The outspoken singer, who has spoken about her indigenous peoples’ reliance on seal for food, clothing and other uses, was blunt in her acceptance speech, saying, in part, “People should wear and eat seal as much as possible. An indigenous culture is thriving and surviving on a renewable resource: wearing and eating seal. It’s delicious, and there’s lots of them, and fuck PETA.” Earlier this year, Tagaq raised the ire of animal rights activists after posting a picture of her daughter next to a dead seal. She subsequently received online death threats.
“A lot of my music career has been protest music without words, because it’s very difficult to discuss these issues in Canada, because you bring up native rights and people just roll their eyes and put on their party pow wow headdress or whatever,” the singer told Vice. “It’s really difficult to get through the clouded mentality.”
The singer first earned notice when Björk invited her on her 2000 world tour.
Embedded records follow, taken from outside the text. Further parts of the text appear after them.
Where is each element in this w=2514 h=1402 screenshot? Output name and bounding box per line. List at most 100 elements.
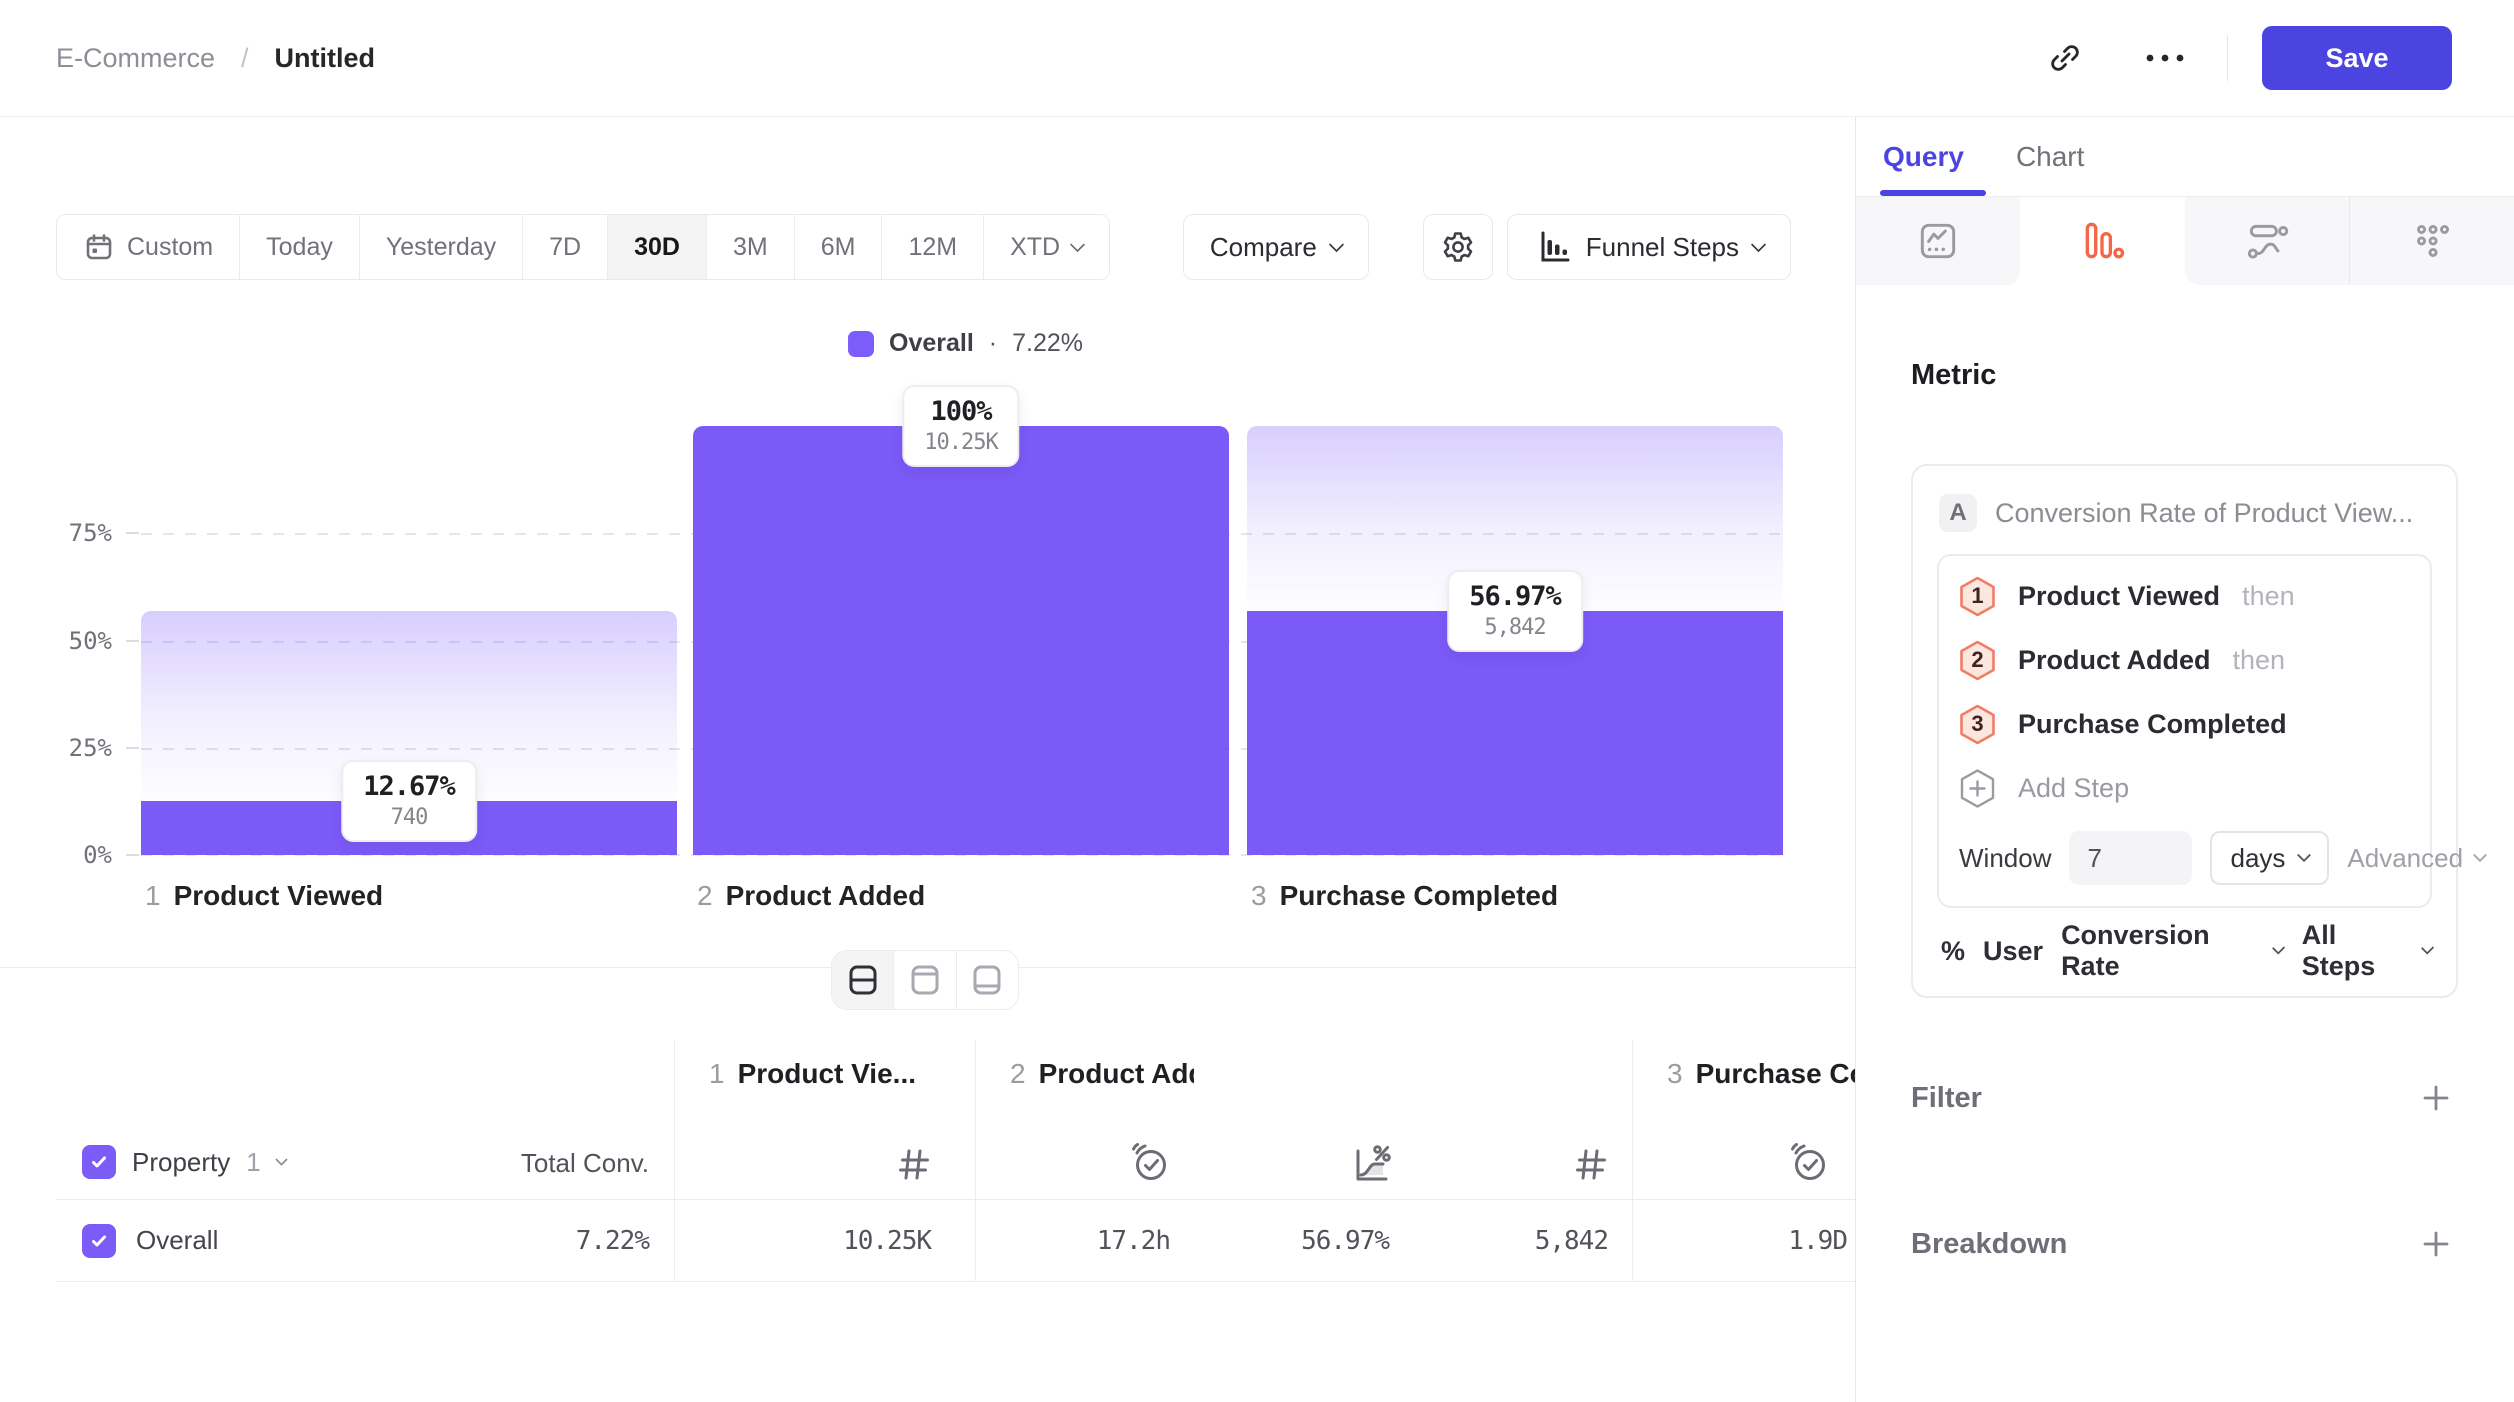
legend-value: 7.22% xyxy=(1012,329,1083,358)
date-range-7d[interactable]: 7D xyxy=(523,215,608,279)
breadcrumb-parent[interactable]: E-Commerce xyxy=(56,43,215,74)
metric-type-tabs xyxy=(1856,196,2514,285)
percent-symbol: % xyxy=(1941,936,1965,967)
page-title[interactable]: Untitled xyxy=(275,43,376,74)
y-axis: 75% 50% 25% 0% xyxy=(0,426,112,855)
time-to-convert-icon[interactable] xyxy=(1787,1139,1833,1187)
tab-query[interactable]: Query xyxy=(1883,141,1964,173)
step-label-3: 3 Purchase Completed xyxy=(1251,880,1558,912)
conversion-window-row: Window days Advanced xyxy=(1959,826,2410,890)
funnel-analytics-app: E-Commerce / Untitled Save xyxy=(0,0,2514,1402)
step-label-2: 2 Product Added xyxy=(697,880,925,912)
date-range-3m[interactable]: 3M xyxy=(707,215,795,279)
date-range-custom[interactable]: Custom xyxy=(57,215,240,279)
date-range-xtd[interactable]: XTD xyxy=(984,215,1109,279)
window-label: Window xyxy=(1959,843,2051,874)
tab-flows[interactable] xyxy=(2185,197,2350,285)
time-to-convert-icon[interactable] xyxy=(1128,1139,1174,1187)
chevron-down-icon xyxy=(2473,848,2487,862)
measure-type-dropdown[interactable]: Conversion Rate xyxy=(2061,920,2284,982)
date-range-yesterday[interactable]: Yesterday xyxy=(360,215,523,279)
measure-entity[interactable]: User xyxy=(1983,936,2043,967)
property-number: 1 xyxy=(246,1147,260,1178)
legend-swatch xyxy=(848,331,874,357)
date-range-today[interactable]: Today xyxy=(240,215,360,279)
step-hexagon-badge: 2 xyxy=(1959,640,1996,681)
table-cell-step1-count: 10.25K xyxy=(674,1200,975,1282)
window-unit-dropdown[interactable]: days xyxy=(2210,831,2329,885)
tab-grid[interactable] xyxy=(2350,197,2514,285)
query-step-3[interactable]: 3 Purchase Completed xyxy=(1959,692,2410,756)
date-range-label: 6M xyxy=(821,233,856,262)
active-tab-underline xyxy=(1880,190,1986,196)
tab-insights[interactable] xyxy=(1856,197,2020,285)
tab-chart[interactable]: Chart xyxy=(2016,141,2084,173)
chart-type-label: Funnel Steps xyxy=(1586,232,1739,263)
funnel-bar-step-2[interactable]: 56.97% 5,842 xyxy=(1247,426,1783,855)
view-toggle-chart-only[interactable] xyxy=(894,951,956,1009)
top-header: E-Commerce / Untitled Save xyxy=(0,0,2514,117)
panel-tabs: Query Chart xyxy=(1856,117,2514,196)
share-link-button[interactable] xyxy=(2033,26,2097,90)
window-value-input[interactable] xyxy=(2069,831,2192,885)
window-unit-label: days xyxy=(2230,843,2285,874)
conversion-count: 5,842 xyxy=(1469,615,1561,640)
measure-scope-dropdown[interactable]: All Steps xyxy=(2302,920,2432,982)
step-name: Purchase Completed xyxy=(1280,880,1559,912)
link-icon xyxy=(2048,41,2082,75)
add-step-label: Add Step xyxy=(2018,773,2129,804)
table-header-property: Property 1 Total Conv. xyxy=(56,1040,674,1200)
measurement-row: % User Conversion Rate All Steps xyxy=(1937,926,2432,976)
tab-funnel[interactable] xyxy=(2020,197,2184,285)
hash-icon[interactable] xyxy=(891,1141,935,1187)
chevron-down-icon xyxy=(275,1153,288,1166)
date-range-label: Yesterday xyxy=(386,233,496,262)
query-step-1[interactable]: 1 Product Viewed then xyxy=(1959,564,2410,628)
funnel-steps-card: 1 Product Viewed then 2 Product Added th… xyxy=(1937,554,2432,908)
axis-tick xyxy=(126,854,139,856)
funnel-value-badge: 12.67% 740 xyxy=(341,760,477,842)
step-then-label: then xyxy=(2242,581,2295,612)
add-filter-button[interactable] xyxy=(2414,1076,2458,1120)
row-name: Overall xyxy=(136,1225,218,1256)
table-cell-step2-count: 5,842 xyxy=(1413,1200,1632,1282)
compare-button[interactable]: Compare xyxy=(1183,214,1369,280)
metric-heading: Metric xyxy=(1911,359,2458,392)
chart-settings-button[interactable] xyxy=(1423,214,1493,280)
results-table: Property 1 Total Conv. 1Product Vie... 2… xyxy=(56,1040,1855,1282)
chart-type-dropdown[interactable]: Funnel Steps xyxy=(1507,214,1791,280)
advanced-dropdown[interactable]: Advanced xyxy=(2347,843,2485,874)
chart-legend: Overall · 7.22% xyxy=(141,329,1790,358)
more-menu-button[interactable] xyxy=(2133,26,2197,90)
date-range-label: 7D xyxy=(549,233,581,262)
measure-scope-label: All Steps xyxy=(2302,920,2409,982)
metric-letter-badge: A xyxy=(1939,494,1977,532)
add-breakdown-button[interactable] xyxy=(2414,1222,2458,1266)
step-name: Purchase Completed xyxy=(1696,1058,1855,1090)
funnel-bar-step-3[interactable]: 12.67% 740 xyxy=(141,426,677,855)
select-all-checkbox[interactable] xyxy=(82,1145,116,1179)
date-range-label: 30D xyxy=(634,233,680,262)
total-conv-value: 7.22% xyxy=(576,1226,649,1256)
property-selector[interactable]: Property 1 xyxy=(82,1145,286,1179)
query-panel: Query Chart xyxy=(1855,117,2514,1402)
save-button[interactable]: Save xyxy=(2262,26,2452,90)
conversion-rate-chart-icon[interactable] xyxy=(1347,1139,1393,1187)
funnel-bar-fill xyxy=(693,426,1229,855)
view-toggle-table-only[interactable] xyxy=(957,951,1018,1009)
date-range-6m[interactable]: 6M xyxy=(795,215,883,279)
metric-name-row[interactable]: A Conversion Rate of Product View... xyxy=(1937,488,2432,534)
row-checkbox[interactable] xyxy=(82,1224,116,1258)
step-number: 1 xyxy=(145,880,161,912)
date-range-30d[interactable]: 30D xyxy=(608,215,707,279)
conversion-count: 10.25K xyxy=(924,430,997,455)
funnel-bar-step-1[interactable]: 100% 10.25K xyxy=(693,426,1229,855)
query-step-2[interactable]: 2 Product Added then xyxy=(1959,628,2410,692)
step-hexagon-badge: 1 xyxy=(1959,576,1996,617)
date-range-12m[interactable]: 12M xyxy=(882,215,984,279)
hash-icon[interactable] xyxy=(1568,1141,1612,1187)
table-row-overall[interactable]: Overall 7.22% xyxy=(56,1200,674,1282)
view-toggle-split[interactable] xyxy=(832,951,894,1009)
add-step-row[interactable]: Add Step xyxy=(1959,756,2410,820)
axis-tick xyxy=(126,640,139,642)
Tagaq, who self-describes her unique guttural vocal style as “Scream. Grunt. Growl, groan. Flutter. Quiver. Howl,” would later appear on Björk’s 2004 a capella album Medulla and the 2005 soundtrack for Matthew Barney’s film Drawing Restraint 9. She released her debut album, Sinaa, in 2005, featuring vocals from Björk and various throat singers. Auk/Blood, her second album featuring Mike Patton and Canadian rapper/singer Buck 65, would follow in 2008.
Nominees for the list are compiled by an independent group of more than 200 music journalists, broadcasters and bloggers from across Canada, though an 11-person Grand Jury — chosen from that larger pool — selected Tagaq as the winner. Organizers said in a statement that the award goes to an album based on “artistic merit without regard to genre, sales history or label affiliation.” Orchestral post-rock collective Godspeed You! Black Emperor won last year for their album, Allelujah! Don’t Bend! Ascend!.